Iata is not against the emission trading schemes. We believe ETS is a good example of market-based measures which would help the industry in meeting challenging environmental goals in terms of meeting our carbon emission targets. It would increase our efficiency by 1.5 per cent every year between now and 2020 from net freeze of carbon emissions to carbon neutral growth by 2020 and eventually to hit the target of 50 per cent reduction in emission by 2050. The problem with the EU-ETS is it is a regional scheme the Europeans are seeking to impose on the rest of the world. India is prominent among countries objecting to it. What Europeans believe is a stepping stone in the global system is a roadblock for the industry. They should recognise that and find a way of withdrawing the objectionable elements. They should come to the International Civil Aviation Organisation for this.
I don’t think India is philosophically against market- based measures. India is fair in its opposition.
What are your objections to the Airports Economic Regulatory Authority’s decision to raise airport charges by 346 per cent of the Delhi airport? The raise comes after 10 years.
I don’t agree that the rate increase is justifiable because it’s happening after 10 years. Why should there have been a rate increase earlier when the improved facilities just came up some time back? Nowhere in the world we have seen such a steep raise.

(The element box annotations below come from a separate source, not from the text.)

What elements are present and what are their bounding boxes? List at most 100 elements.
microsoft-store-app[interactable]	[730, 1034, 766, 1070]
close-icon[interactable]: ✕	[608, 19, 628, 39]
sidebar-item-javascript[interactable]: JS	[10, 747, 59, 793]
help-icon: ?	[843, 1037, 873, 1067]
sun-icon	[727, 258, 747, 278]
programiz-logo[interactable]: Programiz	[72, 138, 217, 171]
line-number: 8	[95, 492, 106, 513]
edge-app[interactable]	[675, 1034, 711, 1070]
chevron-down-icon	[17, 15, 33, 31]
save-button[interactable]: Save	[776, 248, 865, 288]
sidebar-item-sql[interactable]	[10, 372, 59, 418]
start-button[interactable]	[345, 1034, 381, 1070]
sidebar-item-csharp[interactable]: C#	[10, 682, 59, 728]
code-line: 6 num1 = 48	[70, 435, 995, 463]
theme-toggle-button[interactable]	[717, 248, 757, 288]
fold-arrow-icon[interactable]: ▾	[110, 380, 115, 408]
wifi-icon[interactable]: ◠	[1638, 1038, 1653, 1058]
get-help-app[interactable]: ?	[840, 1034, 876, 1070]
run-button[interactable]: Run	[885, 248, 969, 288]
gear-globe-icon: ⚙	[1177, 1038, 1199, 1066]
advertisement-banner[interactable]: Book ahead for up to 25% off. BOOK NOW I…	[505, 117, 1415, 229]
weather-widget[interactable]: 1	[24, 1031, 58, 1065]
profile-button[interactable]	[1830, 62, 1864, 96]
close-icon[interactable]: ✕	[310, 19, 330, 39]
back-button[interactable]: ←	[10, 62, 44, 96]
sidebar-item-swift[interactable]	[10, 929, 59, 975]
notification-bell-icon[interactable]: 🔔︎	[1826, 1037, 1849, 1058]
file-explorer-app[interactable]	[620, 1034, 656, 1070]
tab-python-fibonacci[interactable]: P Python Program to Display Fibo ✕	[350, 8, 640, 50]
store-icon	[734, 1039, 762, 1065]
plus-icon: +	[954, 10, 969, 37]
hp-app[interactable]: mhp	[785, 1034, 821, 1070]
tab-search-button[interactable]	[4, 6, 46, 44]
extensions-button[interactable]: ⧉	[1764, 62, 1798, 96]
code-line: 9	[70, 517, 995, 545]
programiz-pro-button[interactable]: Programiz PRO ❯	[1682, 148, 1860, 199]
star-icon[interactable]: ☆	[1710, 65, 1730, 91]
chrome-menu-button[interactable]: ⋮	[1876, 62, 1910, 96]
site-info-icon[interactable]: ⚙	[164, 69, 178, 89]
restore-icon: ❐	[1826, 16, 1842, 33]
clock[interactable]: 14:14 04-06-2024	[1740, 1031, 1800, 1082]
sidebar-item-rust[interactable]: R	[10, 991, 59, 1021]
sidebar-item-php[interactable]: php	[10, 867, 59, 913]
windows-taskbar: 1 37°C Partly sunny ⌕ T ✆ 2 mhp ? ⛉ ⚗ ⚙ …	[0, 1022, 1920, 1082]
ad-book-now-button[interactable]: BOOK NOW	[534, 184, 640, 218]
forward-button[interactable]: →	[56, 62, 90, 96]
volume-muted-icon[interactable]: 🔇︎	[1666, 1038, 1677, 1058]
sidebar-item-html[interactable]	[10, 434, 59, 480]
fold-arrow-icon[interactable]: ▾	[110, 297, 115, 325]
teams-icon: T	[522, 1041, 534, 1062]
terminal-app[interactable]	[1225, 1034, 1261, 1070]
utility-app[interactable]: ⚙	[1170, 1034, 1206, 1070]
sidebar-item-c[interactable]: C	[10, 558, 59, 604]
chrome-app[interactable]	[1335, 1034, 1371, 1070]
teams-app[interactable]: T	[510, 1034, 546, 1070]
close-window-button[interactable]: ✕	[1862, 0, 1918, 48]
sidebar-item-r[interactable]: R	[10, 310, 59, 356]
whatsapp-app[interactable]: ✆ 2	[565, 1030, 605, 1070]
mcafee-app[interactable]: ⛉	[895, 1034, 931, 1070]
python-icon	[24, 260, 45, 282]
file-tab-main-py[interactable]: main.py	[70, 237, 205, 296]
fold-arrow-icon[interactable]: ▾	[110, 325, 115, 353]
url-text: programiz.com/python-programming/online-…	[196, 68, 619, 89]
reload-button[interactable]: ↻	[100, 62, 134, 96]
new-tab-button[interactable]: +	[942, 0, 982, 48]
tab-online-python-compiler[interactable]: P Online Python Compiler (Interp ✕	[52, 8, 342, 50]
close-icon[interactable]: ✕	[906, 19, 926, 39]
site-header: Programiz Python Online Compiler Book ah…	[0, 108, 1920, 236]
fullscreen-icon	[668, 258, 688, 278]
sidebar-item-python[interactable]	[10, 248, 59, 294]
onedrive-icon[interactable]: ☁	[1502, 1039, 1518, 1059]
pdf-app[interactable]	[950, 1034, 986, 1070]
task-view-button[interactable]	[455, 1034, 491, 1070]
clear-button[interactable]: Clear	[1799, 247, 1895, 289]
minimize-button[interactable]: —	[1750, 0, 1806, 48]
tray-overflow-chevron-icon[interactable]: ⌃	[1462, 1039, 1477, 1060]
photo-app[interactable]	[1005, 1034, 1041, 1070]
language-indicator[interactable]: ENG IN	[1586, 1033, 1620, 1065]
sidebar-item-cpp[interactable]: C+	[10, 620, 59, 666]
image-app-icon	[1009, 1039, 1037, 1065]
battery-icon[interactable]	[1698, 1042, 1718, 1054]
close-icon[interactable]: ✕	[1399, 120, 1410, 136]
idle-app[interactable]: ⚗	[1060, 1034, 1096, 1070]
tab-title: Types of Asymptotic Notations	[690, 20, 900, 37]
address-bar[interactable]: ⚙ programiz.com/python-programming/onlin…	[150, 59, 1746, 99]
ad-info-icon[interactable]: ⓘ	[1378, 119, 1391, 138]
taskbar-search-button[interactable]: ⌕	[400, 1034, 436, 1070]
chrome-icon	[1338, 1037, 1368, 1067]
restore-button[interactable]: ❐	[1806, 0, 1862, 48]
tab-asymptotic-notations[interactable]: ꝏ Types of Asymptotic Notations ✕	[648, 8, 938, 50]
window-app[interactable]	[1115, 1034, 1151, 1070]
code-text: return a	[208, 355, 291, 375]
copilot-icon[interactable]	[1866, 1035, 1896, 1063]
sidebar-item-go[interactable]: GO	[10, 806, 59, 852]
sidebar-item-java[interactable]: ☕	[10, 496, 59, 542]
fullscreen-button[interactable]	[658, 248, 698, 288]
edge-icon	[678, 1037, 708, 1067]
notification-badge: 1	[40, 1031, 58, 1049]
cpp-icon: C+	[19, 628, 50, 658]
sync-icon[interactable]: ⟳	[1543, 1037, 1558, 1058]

We are not happy with the huge increase in costs and introduction of charges on passengers as that dampens demand. As I mentioned, there is a projection of dampening of five-seven per cent demand. The Delhi airport enjoys 30 per cent of the commercial revenue coming into the aeronautical side of the business and the rest goes to the airport operators without any form of regulatory consideration.
If the airport can enjoy returns of 16 per cent on the aeronautical assets, we consider that to be fair. At the same time, the airlines have the right to enjoy the benefits of the business that they are bringing to the airport. Airlines (operating in New Delhi) will have to shell out around $ 400 million because of this raise. This amounts to about 14 per cent of their profitability worldwide.
Do you think the financial fragility of airlines in India is compromising safety?
I am sure that DGCA (aviation regulator Directorate General of Civil Aviation) is keeping a close eye on this and doing a good job. Safety is above everything else.
What has been the update on Kingfisher Airlines joining the domestic BSP (Billing and Settlement Plan, a system designed to facilitate the flow of data and funds between travel agencies and airlines)?
We are in dialogue with Kingfisher regarding this. Kingfisher would be reinstated in the domestic BSP after it signs the agreement. I can’t comment on the timeline.